1 - The initial senological evaluation classified as ACR 4 immediately triggered micro biopsy and MRI: this heavy artillery, set off and organized by the radiologist himself, without any concertation, may have "reassured" him... but not the patient, who was left without a precise diagnosis of the anomaly.
One simple procedure was needed to clarify the problem: a puncture with a fine needle under ultrasound guidance.
This overlooked technique often provides the correct answer: a simple glance at the slide with a light spot is reassuring, revealing a thin, homogeneous, and translucent layer pathognomonic of an old gel cyst. As a reminder: a simple blue needle (6/10th of external diameter, i.e., 23G) is all that is needed; the procedure is painless, much less invasive than a micro-biopsy, and twice as less expensive in the nomenclature of medical procedures).

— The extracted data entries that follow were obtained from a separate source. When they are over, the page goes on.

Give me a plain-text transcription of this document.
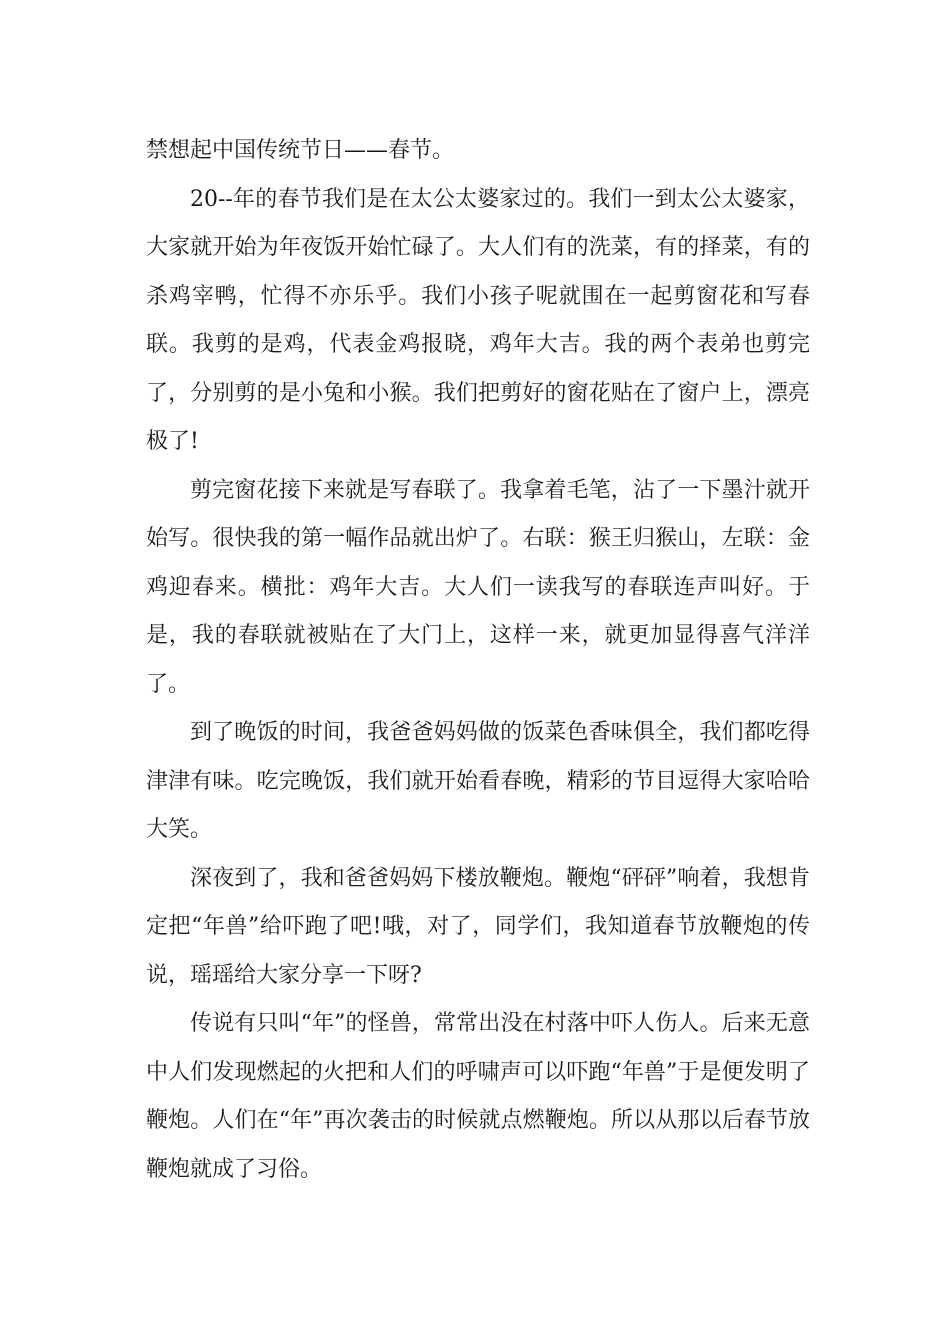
禁想起中国传统节日——春节。

20--年的春节我们是在太公太婆家过的。我们一到太公太婆家，大家就开始为年夜饭开始忙碌了。大人们有的洗菜，有的择菜，有的杀鸡宰鸭，忙得不亦乐乎。我们小孩子呢就围在一起剪窗花和写春联。我剪的是鸡，代表金鸡报晓，鸡年大吉。我的两个表弟也剪完了，分别剪的是小兔和小猴。我们把剪好的窗花贴在了窗户上，漂亮极了!

剪完窗花接下来就是写春联了。我拿着毛笔，沾了一下墨汁就开始写。很快我的第一幅作品就出炉了。右联：猴王归猴山，左联：金鸡迎春来。横批：鸡年大吉。大人们一读我写的春联连声叫好。于是，我的春联就被贴在了大门上，这样一来，就更加显得喜气洋洋了。

到了晚饭的时间，我爸爸妈妈做的饭菜色香味俱全，我们都吃得津津有味。吃完晚饭，我们就开始看春晚，精彩的节目逗得大家哈哈大笑。

深夜到了，我和爸爸妈妈下楼放鞭炮。鞭炮“砰砰”响着，我想肯定把“年兽”给吓跑了吧!哦，对了，同学们，我知道春节放鞭炮的传说，瑶瑶给大家分享一下呀?

传说有只叫“年”的怪兽，常常出没在村落中吓人伤人。后来无意中人们发现燃起的火把和人们的呼啸声可以吓跑“年兽”于是便发明了鞭炮。人们在“年”再次袭击的时候就点燃鞭炮。所以从那以后春节放鞭炮就成了习俗。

If this puncture is performed with an 18G needle, the cyst is usually completely evacuated, depending on the degree of cyst gelation. And this immediately reassures everyone, including the patient, even before the subsequent laboratory reading.

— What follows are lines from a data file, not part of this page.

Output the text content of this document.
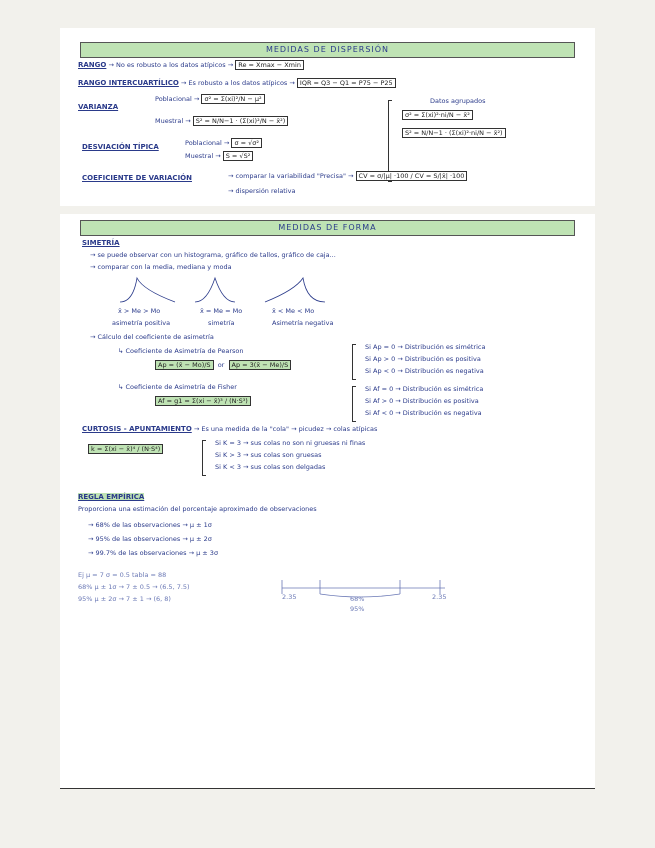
MEDIDAS DE DISPERSIÓN
RANGO → No es robusto a los datos atípicos → Re = Xmax − Xmin
RANGO INTERCUARTÍLICO → Es robusto a los datos atípicos → IQR = Q3 − Q1 = P75 − P25
VARIANZA
Poblacional → σ² = Σ(xi)²/N − μ²
Muestral → S² = N/N−1 · (Σ(xi)²/N − x̄²)
Datos agrupados
σ² = Σ(xi)²·ni/N − x̄²
S² = N/N−1 · (Σ(xi)²·ni/N − x̄²)
DESVIACIÓN TÍPICA	Poblacional → σ = √σ²
Muestral → S = √S²
COEFICIENTE DE VARIACIÓN	→ comparar la variabilidad "Precisa" → CV = σ/|μ| ·100 / CV = S/|x̄| ·100
→ dispersión relativa
MEDIDAS DE FORMA
SIMETRÍA
→ se puede observar con un histograma, gráfico de tallos, gráfico de caja...
→ comparar con la media, mediana y moda
x̄ > Me > Mo	x̄ = Me = Mo	x̄ < Me < Mo
asimetría positiva	simetría	Asimetría negativa
→ Cálculo del coeficiente de asimetría
↳ Coeficiente de Asimetría de Pearson
Ap = (x̄ − Mo)/S or Ap = 3(x̄ − Me)/S
Si Ap = 0 → Distribución es simétrica
Si Ap > 0 → Distribución es positiva
Si Ap < 0 → Distribución es negativa
↳ Coeficiente de Asimetría de Fisher
Af = g1 = Σ(xi − x̄)³ / (N·S³)
Si Af = 0 → Distribución es simétrica
Si Af > 0 → Distribución es positiva
Si Af < 0 → Distribución es negativa
CURTOSIS - APUNTAMIENTO → Es una medida de la "cola" → picudez → colas atípicas
k = Σ(xi − x̄)⁴ / (N·S⁴)
Si K = 3 → sus colas no son ni gruesas ni finas
Si K > 3 → sus colas son gruesas
Si K < 3 → sus colas son delgadas
REGLA EMPÍRICA
Proporciona una estimación del porcentaje aproximado de observaciones
→ 68% de las observaciones → μ ± 1σ
→ 95% de las observaciones → μ ± 2σ
→ 99.7% de las observaciones → μ ± 3σ
Ej μ = 7 σ = 0.5 tabla = 88
68% μ ± 1σ → 7 ± 0.5 → (6.5, 7.5)
95% μ ± 2σ → 7 ± 1 → (6, 8)	2.35	68%
95%
2.35
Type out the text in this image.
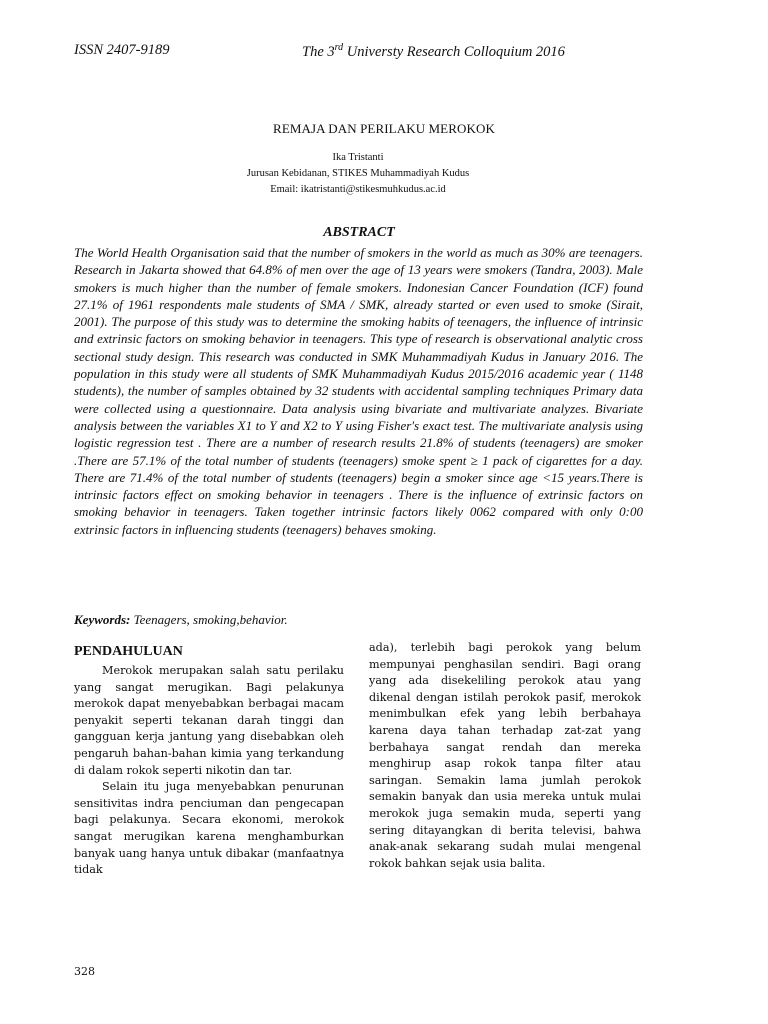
ISSN 2407-9189	The 3rd Universty Research Colloquium 2016
REMAJA DAN PERILAKU MEROKOK
Ika Tristanti
Jurusan Kebidanan, STIKES Muhammadiyah Kudus
Email: ikatristanti@stikesmuhkudus.ac.id
ABSTRACT
The World Health Organisation said that the number of smokers in the world as much as 30% are teenagers. Research in Jakarta showed that 64.8% of men over the age of 13 years were smokers (Tandra, 2003). Male smokers is much higher than the number of female smokers. Indonesian Cancer Foundation (ICF) found 27.1% of 1961 respondents male students of SMA / SMK, already started or even used to smoke (Sirait, 2001). The purpose of this study was to determine the smoking habits of teenagers, the influence of intrinsic and extrinsic factors on smoking behavior in teenagers. This type of research is observational analytic cross sectional study design. This research was conducted in SMK Muhammadiyah Kudus in January 2016. The population in this study were all students of SMK Muhammadiyah Kudus 2015/2016 academic year ( 1148 students), the number of samples obtained by 32 students with accidental sampling techniques Primary data were collected using a questionnaire. Data analysis using bivariate and multivariate analyzes. Bivariate analysis between the variables X1 to Y and X2 to Y using Fisher's exact test. The multivariate analysis using logistic regression test . There are a number of research results 21.8% of students (teenagers) are smoker .There are 57.1% of the total number of students (teenagers) smoke spent ≥ 1 pack of cigarettes for a day. There are 71.4% of the total number of students (teenagers) begin a smoker since age <15 years.There is intrinsic factors effect on smoking behavior in teenagers . There is the influence of extrinsic factors on smoking behavior in teenagers. Taken together intrinsic factors likely 0062 compared with only 0:00 extrinsic factors in influencing students (teenagers) behaves smoking.
Keywords: Teenagers, smoking,behavior.
PENDAHULUAN

Merokok merupakan salah satu perilaku yang sangat merugikan. Bagi pelakunya merokok dapat menyebabkan berbagai macam penyakit seperti tekanan darah tinggi dan gangguan kerja jantung yang disebabkan oleh pengaruh bahan-bahan kimia yang terkandung di dalam rokok seperti nikotin dan tar.

Selain itu juga menyebabkan penurunan sensitivitas indra penciuman dan pengecapan bagi pelakunya. Secara ekonomi, merokok sangat merugikan karena menghamburkan banyak uang hanya untuk dibakar (manfaatnya tidak

ada), terlebih bagi perokok yang belum mempunyai penghasilan sendiri. Bagi orang yang ada disekeliling perokok atau yang dikenal dengan istilah perokok pasif, merokok menimbulkan efek yang lebih berbahaya karena daya tahan terhadap zat-zat yang berbahaya sangat rendah dan mereka menghirup asap rokok tanpa filter atau saringan. Semakin lama jumlah perokok semakin banyak dan usia mereka untuk mulai merokok juga semakin muda, seperti yang sering ditayangkan di berita televisi, bahwa anak-anak sekarang sudah mulai mengenal rokok bahkan sejak usia balita.

328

This point concludes that our response must be graduated to avoid turning a simple, functional detail - breast cysts being extremely common during the menopausal period - into a nightmare for the patient and ruin for the health insurance system.
2 - The discovery of an abnormality in the other breast four years later did not result in such a simple diagnosis. The clinical examination and mammography were normal, as they had been the last time, but the ultrasound was suspect. The puncture proved inconclusive, necessitating close monitoring.
I would like to point out that 3 months later, the clinical status had become clear, and the imaging was more obvious. The surgery done at the same time showed a very progressive cancer since it was bifocal from the start, although small, with two massively invaded lymph nodes and phenomena of nerve sheathing, with a poor prognosis. After a few asymptomatic years, a series of bone localizations appeared quickly after the first one, confirming an all-sided evolution. The remission was only apparent; the cancer was preparing to explode.
This observation illustrates a case of cancer with high invasive potential: these cancers are always one step ahead, and we just follow their galloping tracks. They constantly put us in failure, and it is indeed against this type of cancer that a screening, even very voluntarist, is ineffective.